Pela crescente demanda, o Registro abriu o .com.br, restrito a empresas, para as pessoas físicas bastando, para isso, informar o CPF, ao invés do CNPJ, na hora de registrar o domínio.

PORÉM, existe um pequeno detalhe que todos estão se esquecendo em meio a toda essa euforia: um detalhe chamado whois.

O WhoIs é um protocolo originalmente criado para dar mais segurança na Internet mas que, hoje, é muito polêmico. Ao se registrar um domínio, é necessário se informar algumas informações, que variam conforme o tipo de domínio mas que geralmente incluem nome, endereço, telefone e alguns documentos de quem registra o seu espaço na internet. O grande problema é que essas informações ficam disponíveis para qualquer um que quiser vê-las na Internet.

As distribuições Linux possuem um utilitário de linha de comando chamado whois. Se você chamar esse programa no terminal passando uma url tld como parâmetro, ele mostrará as informações na tela. Mas, não é necessário ter uma distro Linux para fazer isso: a maioria dos sites de registro de domínio e hospedagem oferecem um serviço de consulta para ver se o domínio que se quer registrar está disponível. Caso não esteja, há a opção de se ver as informações do WhoIs. Existe um site chamado http://who.is que presta esse serviço. Ele tem uma interface similar à do Google mas, na caixa de busca, você digita uma URL e, então, ele lhe dá todas as informações.

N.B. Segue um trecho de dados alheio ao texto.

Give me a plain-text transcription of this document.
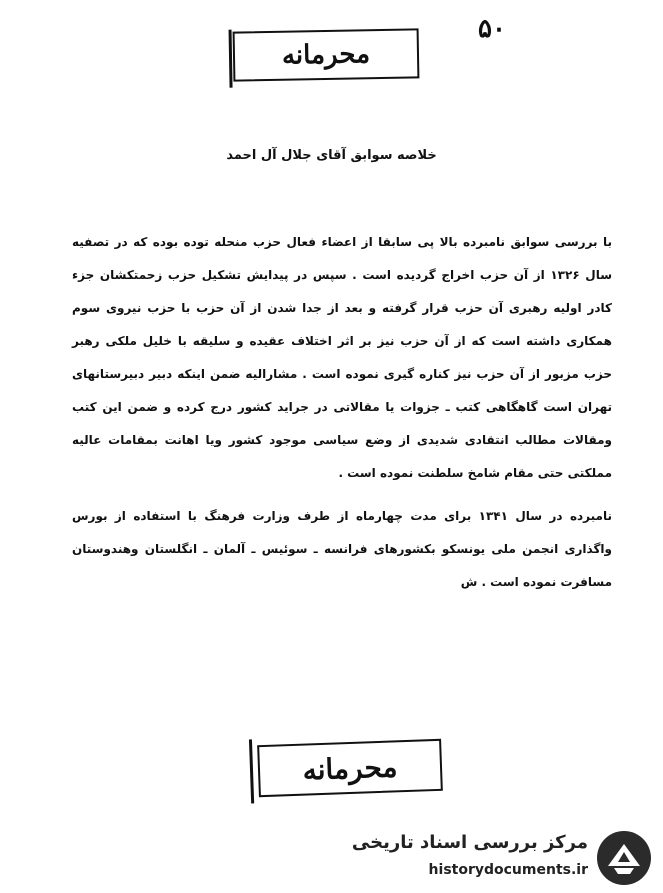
۵۰
محرمانه
خلاصه سوابق آقای جلال آل احمد

با بررسی سوابق نامبرده بالا پی سابقا از اعضاء فعال حزب منحله توده بوده که در تصفیه سال ۱۳۲۶ از آن حزب اخراج گردیده است . سپس در پیدایش تشکیل حزب زحمتکشان جزء کادر اولیه رهبری آن حزب قرار گرفته و بعد از جدا شدن از آن حزب با حزب نیروی سوم همکاری داشته است که از آن حزب نیز بر اثر اختلاف عقیده و سلیقه با خلیل ملکی رهبر حزب مزبور از آن حزب نیز کناره گیری نموده است . مشارالیه ضمن اینکه دبیر دبیرستانهای تهران است گاهگاهی کتب ـ جزوات یا مقالاتی در جراید کشور درج کرده و ضمن این کتب ومقالات مطالب انتقادی شدیدی از وضع سیاسی موجود کشور ویا اهانت بمقامات عالیه مملکتی حتی مقام شامخ سلطنت نموده است .

نامبرده در سال ۱۳۴۱ برای مدت چهارماه از طرف وزارت فرهنگ با استفاده از بورس واگذاری انجمن ملی یونسکو بکشورهای فرانسه ـ سوئیس ـ آلمان ـ انگلستان وهندوستان مسافرت نموده است . ش

محرمانه
مرکز بررسی اسناد تاریخی
historydocuments.ir
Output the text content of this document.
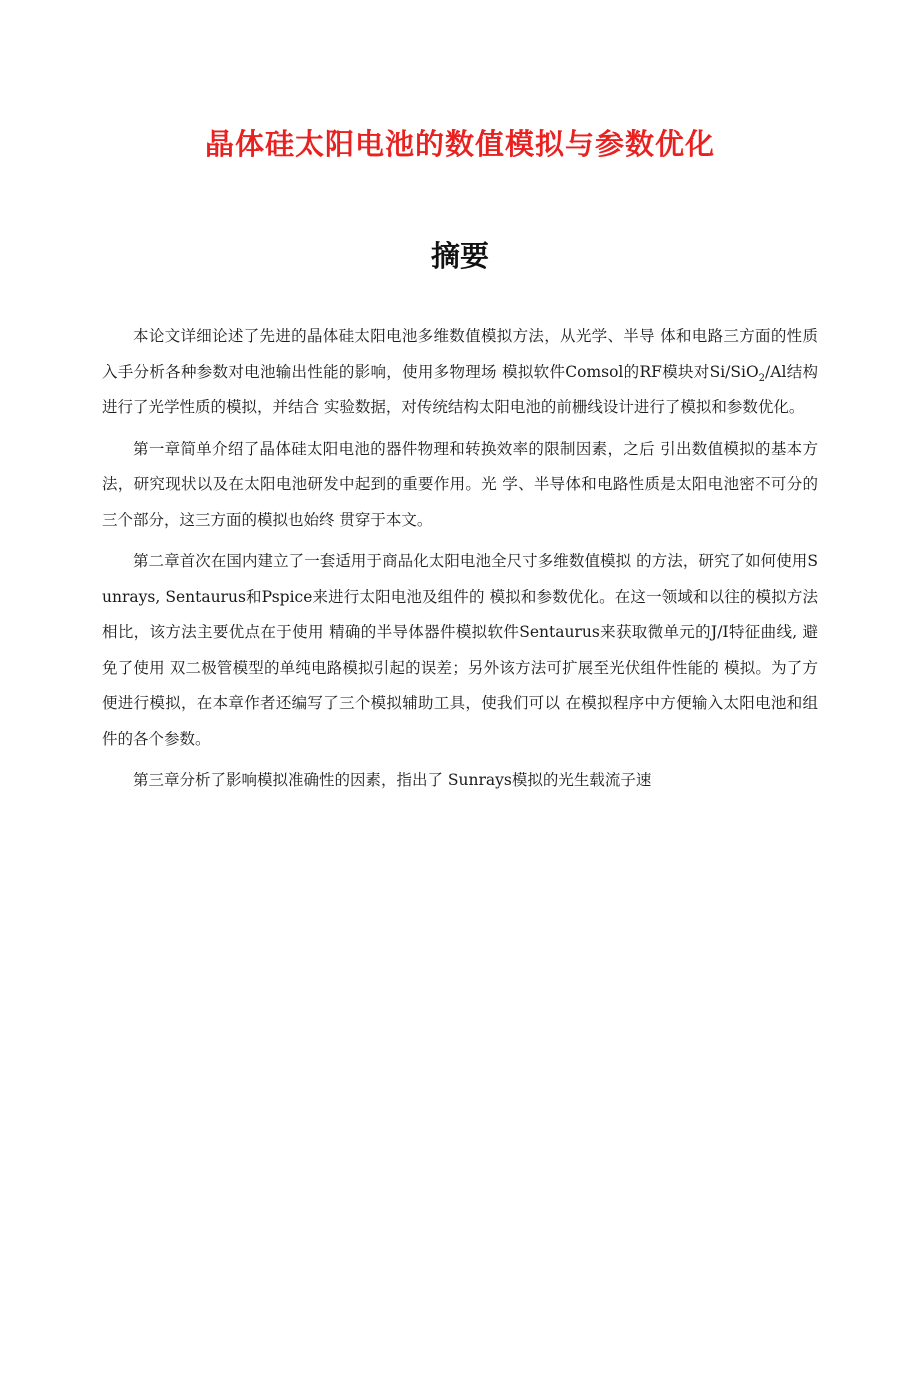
晶体硅太阳电池的数值模拟与参数优化
摘要

本论文详细论述了先进的晶体硅太阳电池多维数值模拟方法，从光学、半导 体和电路三方面的性质入手分析各种参数对电池输出性能的影响，使用多物理场 模拟软件Comsol的RF模块对Si/SiO$_2$/Al结构进行了光学性质的模拟，并结合 实验数据，对传统结构太阳电池的前栅线设计进行了模拟和参数优化。

第一章简单介绍了晶体硅太阳电池的器件物理和转换效率的限制因素，之后 引出数值模拟的基本方法，研究现状以及在太阳电池研发中起到的重要作用。光 学、半导体和电路性质是太阳电池密不可分的三个部分，这三方面的模拟也始终 贯穿于本文。

第二章首次在国内建立了一套适用于商品化太阳电池全尺寸多维数值模拟 的方法，研究了如何使用Sunrays, Sentaurus和Pspice来进行太阳电池及组件的 模拟和参数优化。在这一领域和以往的模拟方法相比，该方法主要优点在于使用 精确的半导体器件模拟软件Sentaurus来获取微单元的J/I特征曲线, 避免了使用 双二极管模型的单纯电路模拟引起的误差；另外该方法可扩展至光伏组件性能的 模拟。为了方便进行模拟，在本章作者还编写了三个模拟辅助工具，使我们可以 在模拟程序中方便输入太阳电池和组件的各个参数。

第三章分析了影响模拟准确性的因素，指出了 Sunrays模拟的光生载流子速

O grande perigo que eu gostaria de alertá-lo é que, se para uma pessoa física registrar um .com.br será necessário informar o CPF, quer você queira ou não, o número do seu CPF, bem como seu endereço e telefones ficarão disponíveis para qualquer um que quiser vê-los através do WhoIs, 24 horas por dia, 7 dias por semana.

Essa é uma limitação do protocolo. A intenção é nobre: se alguém estiver usando um domínio para exercer alguma atividade ilegal, pode-se ir atrás dessa pessoa pelo WhoIs; se uma empresa, que presta serviços à comunidade e sobrevive de tais serviços, está enganando seus clientes, pode-se ir atrás dessa empresa pelo WhoIs. Mas e para aquelas pessoas que querem ter seu TLD e um pouco de privacidade?

Existem alternativas. Uma delas é fazer o que muitas pessoas físicas faziam até agora para registrar um .com.br: contratar uma empresa de hospeagem que ofereça o registro a você mas, nesse caso, o domínio ficará no nome da empresa e, então, se um dia você quiser rescindir o contrato de hospedagem, pode ser que a empresa acabe ficando com o domínio que você tanto batalhou para conseguir.

Uma alternativa mais sensata é ativar uma opção que esconde os seus dados pessoais no WhoIs. Entretanto, são poucas as empresas que fazem isso. Não que eu esteja fazendo propaganda, mas pelo meu conhecimento, a superdominios.org é a única empresa nacional que oferece essa possibilidade. Nesse caso, ao visualizar as opções do WhoIs, na parte de dados pessoais haverá uma informação que estes são privados ou confidenciais. O Registro.BR, ao meu saber, não oferece essa opção.

Bom, mas aí você deve estar se perguntando: para que toda essa tempestade em copo d’água? Não é tempestade. O CPF é um documento muito importante, mais importante até que a cédula de identidade. É através dele que a Receita Federal o identifica e é com ele que você pode fazer compras, participar de concursos públicos, entre outras coisas.

Aí, imagine a situação: eu sou um picareta que quero comprar um micro que custa R$ 3.000,00, mas eu não tenho dinheiro e nem a intenção de pagar. O que fazer?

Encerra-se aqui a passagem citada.